At least one major piece of UNIX backup software is so worried by this that it simply refuses to write to a tape a second time until that tape is ready to be erased; this from the amanda FAQ (which specifically mentions bus resets as a problem area):

Why does Amanda not append to a tape?

One run of Amanda = one (set of) tapes. Amanda opens the tape device once, writes all the images and filemarks, and closes the device once. Using that sequence, there is no possibility that other programs interrupt the sequence and rewind the tape, without Amanda noticing.

Doing "mt -f /dev/st0 status" could be enough, or even "amcheck daily". Also, an error like a scsi bus reset implies a rewind.

If Amanda would close and reopen the tape drive for each backup image, there is a window of vulnerability that the tape gets rewound accidentally, and the next image will overwrite all the good backups on the tape.
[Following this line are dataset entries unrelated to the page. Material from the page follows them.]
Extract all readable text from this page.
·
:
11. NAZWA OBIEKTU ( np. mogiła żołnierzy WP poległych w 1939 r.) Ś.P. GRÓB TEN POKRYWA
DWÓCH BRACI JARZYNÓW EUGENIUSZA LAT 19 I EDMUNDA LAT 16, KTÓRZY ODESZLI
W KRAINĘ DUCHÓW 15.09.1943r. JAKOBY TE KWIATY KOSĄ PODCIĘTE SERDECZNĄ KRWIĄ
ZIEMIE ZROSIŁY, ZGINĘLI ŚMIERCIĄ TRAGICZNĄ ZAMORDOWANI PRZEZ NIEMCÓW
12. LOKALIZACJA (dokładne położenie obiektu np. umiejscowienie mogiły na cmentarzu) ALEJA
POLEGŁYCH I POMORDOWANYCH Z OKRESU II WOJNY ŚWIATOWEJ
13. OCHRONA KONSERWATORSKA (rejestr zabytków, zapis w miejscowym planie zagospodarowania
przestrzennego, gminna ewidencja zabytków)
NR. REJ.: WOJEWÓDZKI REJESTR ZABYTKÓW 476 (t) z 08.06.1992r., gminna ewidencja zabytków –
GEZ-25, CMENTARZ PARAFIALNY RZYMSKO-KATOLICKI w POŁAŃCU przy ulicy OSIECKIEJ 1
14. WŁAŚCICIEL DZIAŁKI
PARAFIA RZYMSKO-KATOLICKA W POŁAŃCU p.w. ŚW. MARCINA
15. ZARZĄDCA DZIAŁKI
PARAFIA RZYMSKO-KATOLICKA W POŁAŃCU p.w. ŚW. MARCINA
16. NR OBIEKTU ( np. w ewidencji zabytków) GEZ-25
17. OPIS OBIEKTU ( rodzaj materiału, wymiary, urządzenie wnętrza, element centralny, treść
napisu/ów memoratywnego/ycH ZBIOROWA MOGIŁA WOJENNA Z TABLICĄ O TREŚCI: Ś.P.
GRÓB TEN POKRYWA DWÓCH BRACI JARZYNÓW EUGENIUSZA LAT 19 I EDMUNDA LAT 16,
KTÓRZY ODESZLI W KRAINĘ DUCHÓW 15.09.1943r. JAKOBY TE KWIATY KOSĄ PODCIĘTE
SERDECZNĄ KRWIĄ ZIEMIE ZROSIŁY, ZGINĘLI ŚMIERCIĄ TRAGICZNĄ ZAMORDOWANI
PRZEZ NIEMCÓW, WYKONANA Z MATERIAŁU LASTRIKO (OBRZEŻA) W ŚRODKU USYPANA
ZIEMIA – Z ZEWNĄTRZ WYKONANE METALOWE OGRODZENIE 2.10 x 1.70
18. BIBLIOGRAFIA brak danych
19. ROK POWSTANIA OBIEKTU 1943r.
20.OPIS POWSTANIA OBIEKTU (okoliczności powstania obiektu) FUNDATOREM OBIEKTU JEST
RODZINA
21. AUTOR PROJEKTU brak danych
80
And you wouldn't know unless you tried to restore from the tape.

When appending to a tape, there is the possibility that, between the time that Amanda positions to the last image (that already is not really trivial!), and opening the device for writing, a tape rewind happens, and in that case Amanda would happily erase ALL of the tape, containing possibly many days worth of backup.

Bacula similarly addresses the issue by never closing the tape device, so noone else can open it wrongly while a tape is loaded. But that doesn't get around the bus reset problem.
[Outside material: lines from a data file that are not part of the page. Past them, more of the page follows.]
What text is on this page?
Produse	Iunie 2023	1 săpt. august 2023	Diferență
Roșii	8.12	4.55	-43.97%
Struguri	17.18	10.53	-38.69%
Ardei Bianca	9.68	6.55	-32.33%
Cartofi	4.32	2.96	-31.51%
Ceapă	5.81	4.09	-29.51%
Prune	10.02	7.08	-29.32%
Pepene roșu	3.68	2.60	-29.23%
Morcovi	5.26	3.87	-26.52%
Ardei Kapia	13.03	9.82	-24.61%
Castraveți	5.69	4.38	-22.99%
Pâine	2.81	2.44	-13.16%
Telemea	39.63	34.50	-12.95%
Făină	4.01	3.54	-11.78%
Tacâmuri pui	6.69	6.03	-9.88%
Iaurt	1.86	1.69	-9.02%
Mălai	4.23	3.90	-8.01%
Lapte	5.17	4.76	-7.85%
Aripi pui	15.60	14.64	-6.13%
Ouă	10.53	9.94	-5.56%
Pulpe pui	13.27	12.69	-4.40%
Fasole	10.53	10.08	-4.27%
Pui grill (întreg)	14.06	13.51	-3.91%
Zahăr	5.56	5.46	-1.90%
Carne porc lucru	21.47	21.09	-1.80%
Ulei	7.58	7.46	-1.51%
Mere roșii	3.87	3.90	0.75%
Essentially, this is a problem, and it's a hard one. I might argue that your backup hardware should be sufficiently rock-solid that these don't happen often; if FC seems particularly prone to these, it's time to get a SAS tape drive instead, or at least directly-attach the tape device to the backup server in order to remove fibre switches etc. from the path. Other than that, I can't see how you can do much more than you have, since you caught the problem before the usual point, ie "our restores don't work, we're screwed".